Chocolate Chestnut & Candied Clementine M’hencha
- 1 ¼ cups chestnuts, cooked or roasted OR same amount of unsweetened chestnut puree
- 1 cup of sugar
- 1 tsp vanilla extract
- 3 tbsp rum
- 1 tbsp espresso or dark coffee
- 1 tbsp cocoa powder, unsweetened
- 1/4 tsp salt
- 1 & 1/2 tsp cinnamon
- 1/2 teaspoon nutmeg
- 2 teaspoons of candied ginger (optional)
- 1 cup dark chocolate, finely chopped, or good quality chocolate chips
- 4 tablespoons of candied orange or citrus peel
- 2 tablespoons of icing sugar for dusting
- 6 sheets filo pastry
- 4 -5 tablespoons butter, melted
- ¾ cup honey
Blend all the ingredients except for the chocolate in your food processor until coarse, thick paste forms. It should hold together when squeezed between your fingers. If it is dry, add a splash more of rum or espresso or rum. Mix in the chocolate.
Preheat the oven to (350 F)
Lightly dust a large area of work surface with icing sugar. Layout 5 filo sheets in a long single row with the short edges of the phyllo sheets facing you. Make sure each sheet overlaps the previous one by 2-3 inches. (keep the 6th sheet to patch up any holes or tears.)

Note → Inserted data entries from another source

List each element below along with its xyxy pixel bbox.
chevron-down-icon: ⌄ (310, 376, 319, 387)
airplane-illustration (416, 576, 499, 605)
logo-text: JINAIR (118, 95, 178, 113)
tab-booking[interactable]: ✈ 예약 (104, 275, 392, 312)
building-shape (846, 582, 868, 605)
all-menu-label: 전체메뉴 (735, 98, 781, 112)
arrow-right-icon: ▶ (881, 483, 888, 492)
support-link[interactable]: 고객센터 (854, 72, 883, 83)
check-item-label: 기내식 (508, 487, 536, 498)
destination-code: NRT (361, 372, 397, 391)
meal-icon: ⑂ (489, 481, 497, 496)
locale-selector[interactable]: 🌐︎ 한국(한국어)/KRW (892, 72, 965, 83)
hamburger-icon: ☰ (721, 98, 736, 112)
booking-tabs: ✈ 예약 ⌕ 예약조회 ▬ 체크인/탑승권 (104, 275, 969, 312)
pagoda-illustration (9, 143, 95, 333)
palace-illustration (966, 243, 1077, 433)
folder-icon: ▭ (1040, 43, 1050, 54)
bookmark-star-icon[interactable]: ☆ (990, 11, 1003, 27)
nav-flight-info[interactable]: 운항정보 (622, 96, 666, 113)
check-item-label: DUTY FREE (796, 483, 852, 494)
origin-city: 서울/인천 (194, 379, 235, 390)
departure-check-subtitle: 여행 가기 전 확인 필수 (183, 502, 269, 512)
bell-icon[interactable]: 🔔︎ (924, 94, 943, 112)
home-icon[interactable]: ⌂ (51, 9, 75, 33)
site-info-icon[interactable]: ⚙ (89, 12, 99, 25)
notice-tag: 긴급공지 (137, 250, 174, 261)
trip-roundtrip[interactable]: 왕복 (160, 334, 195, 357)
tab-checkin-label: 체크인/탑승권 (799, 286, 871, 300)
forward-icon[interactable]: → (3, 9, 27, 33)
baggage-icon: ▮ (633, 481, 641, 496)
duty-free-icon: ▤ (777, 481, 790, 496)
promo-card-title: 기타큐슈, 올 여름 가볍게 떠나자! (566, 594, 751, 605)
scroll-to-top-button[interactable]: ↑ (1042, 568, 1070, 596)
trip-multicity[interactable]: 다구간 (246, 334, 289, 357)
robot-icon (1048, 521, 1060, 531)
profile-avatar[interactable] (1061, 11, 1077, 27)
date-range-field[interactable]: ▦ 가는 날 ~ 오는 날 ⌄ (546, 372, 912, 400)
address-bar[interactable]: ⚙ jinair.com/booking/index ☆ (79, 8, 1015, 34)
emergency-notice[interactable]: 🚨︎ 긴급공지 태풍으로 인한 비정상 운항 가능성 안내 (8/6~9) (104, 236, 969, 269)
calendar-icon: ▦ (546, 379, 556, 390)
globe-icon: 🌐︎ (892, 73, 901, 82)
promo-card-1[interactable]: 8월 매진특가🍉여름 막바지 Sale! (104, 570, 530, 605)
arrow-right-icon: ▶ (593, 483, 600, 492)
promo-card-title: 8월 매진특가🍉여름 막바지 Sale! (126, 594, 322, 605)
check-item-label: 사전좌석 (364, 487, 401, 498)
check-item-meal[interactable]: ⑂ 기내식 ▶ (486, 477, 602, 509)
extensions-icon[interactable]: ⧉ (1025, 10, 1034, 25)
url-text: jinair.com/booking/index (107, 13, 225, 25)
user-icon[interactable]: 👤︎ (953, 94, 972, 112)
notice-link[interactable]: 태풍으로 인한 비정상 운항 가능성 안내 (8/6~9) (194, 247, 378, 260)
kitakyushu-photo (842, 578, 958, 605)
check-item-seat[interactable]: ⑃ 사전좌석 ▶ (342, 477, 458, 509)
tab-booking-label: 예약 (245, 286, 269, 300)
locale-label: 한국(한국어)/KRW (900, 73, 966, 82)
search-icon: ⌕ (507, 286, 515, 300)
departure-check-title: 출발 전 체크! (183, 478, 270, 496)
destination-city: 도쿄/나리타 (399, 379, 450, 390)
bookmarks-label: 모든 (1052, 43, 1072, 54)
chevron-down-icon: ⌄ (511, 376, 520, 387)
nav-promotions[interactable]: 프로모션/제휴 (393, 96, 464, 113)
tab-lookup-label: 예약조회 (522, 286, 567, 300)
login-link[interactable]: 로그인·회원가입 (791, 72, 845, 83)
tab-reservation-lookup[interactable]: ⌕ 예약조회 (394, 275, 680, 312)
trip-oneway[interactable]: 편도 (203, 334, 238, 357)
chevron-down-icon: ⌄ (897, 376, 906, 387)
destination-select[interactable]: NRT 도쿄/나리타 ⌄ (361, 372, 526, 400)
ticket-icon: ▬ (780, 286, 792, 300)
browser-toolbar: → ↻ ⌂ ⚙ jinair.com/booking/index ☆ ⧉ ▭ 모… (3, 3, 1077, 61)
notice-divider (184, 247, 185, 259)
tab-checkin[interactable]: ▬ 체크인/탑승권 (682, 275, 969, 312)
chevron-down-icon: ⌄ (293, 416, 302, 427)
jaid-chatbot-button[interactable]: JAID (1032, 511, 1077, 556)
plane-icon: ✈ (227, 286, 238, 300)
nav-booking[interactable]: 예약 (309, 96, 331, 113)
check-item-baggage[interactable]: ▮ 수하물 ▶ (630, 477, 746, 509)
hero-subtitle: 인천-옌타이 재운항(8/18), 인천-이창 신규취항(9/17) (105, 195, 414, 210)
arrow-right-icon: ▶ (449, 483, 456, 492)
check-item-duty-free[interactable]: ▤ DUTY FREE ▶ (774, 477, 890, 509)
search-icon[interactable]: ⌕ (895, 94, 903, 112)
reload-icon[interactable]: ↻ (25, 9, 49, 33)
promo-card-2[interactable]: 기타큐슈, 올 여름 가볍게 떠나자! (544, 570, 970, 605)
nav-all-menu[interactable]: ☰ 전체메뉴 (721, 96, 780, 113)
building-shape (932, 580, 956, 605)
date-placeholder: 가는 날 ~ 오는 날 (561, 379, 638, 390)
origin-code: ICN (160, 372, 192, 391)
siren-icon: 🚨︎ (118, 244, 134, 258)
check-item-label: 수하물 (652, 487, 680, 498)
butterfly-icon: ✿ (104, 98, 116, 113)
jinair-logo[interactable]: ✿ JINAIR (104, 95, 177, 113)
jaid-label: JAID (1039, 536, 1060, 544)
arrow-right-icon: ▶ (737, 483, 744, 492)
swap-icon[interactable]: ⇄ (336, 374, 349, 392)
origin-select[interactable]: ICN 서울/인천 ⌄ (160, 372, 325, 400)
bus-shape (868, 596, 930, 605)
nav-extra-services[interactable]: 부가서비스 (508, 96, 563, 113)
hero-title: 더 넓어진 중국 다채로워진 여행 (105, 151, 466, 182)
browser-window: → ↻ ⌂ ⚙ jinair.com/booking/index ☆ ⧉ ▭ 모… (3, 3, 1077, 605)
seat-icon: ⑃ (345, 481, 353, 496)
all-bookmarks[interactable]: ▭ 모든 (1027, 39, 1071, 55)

Dollop the filling about a tablespoon at a time along the length of the pastry in the bottom third, leaving a 2-inch border of pastry at the bottom, and the same at either end.
Lightly brush the exposed pastry with melted butter, then fold the left end over onto the filling. Next, roll the entire pastry from the bottom up to encase the filling. (even though this video is for a different pastry it gives you a good visual idea of the process. Pretty simple really.)
Brush the whole thing with more melted butter, then, starting from the left end, roll the sausage carefully into a snug coil, trying not to split the pastry. Tuck the unfilled flap of pastry at the right end under the coil to secure it, then brush the whole thing with more melted butter. Bake until lightly golden, about 15 minutes.
Serve dusted with icing sugar.
Note: While I usually research & write about traditional foods and dishes found in my ancestral heritage – and they literally stretch literally across the European Continent – I always want to be careful about cultural appropriation i.e. telling stories that are not mine to tell and this M’Hencha Cake qualifies. I apologize for any cultural insensitivities, colonial blunders or historical inaccuracies I have made and am happy to be corrected.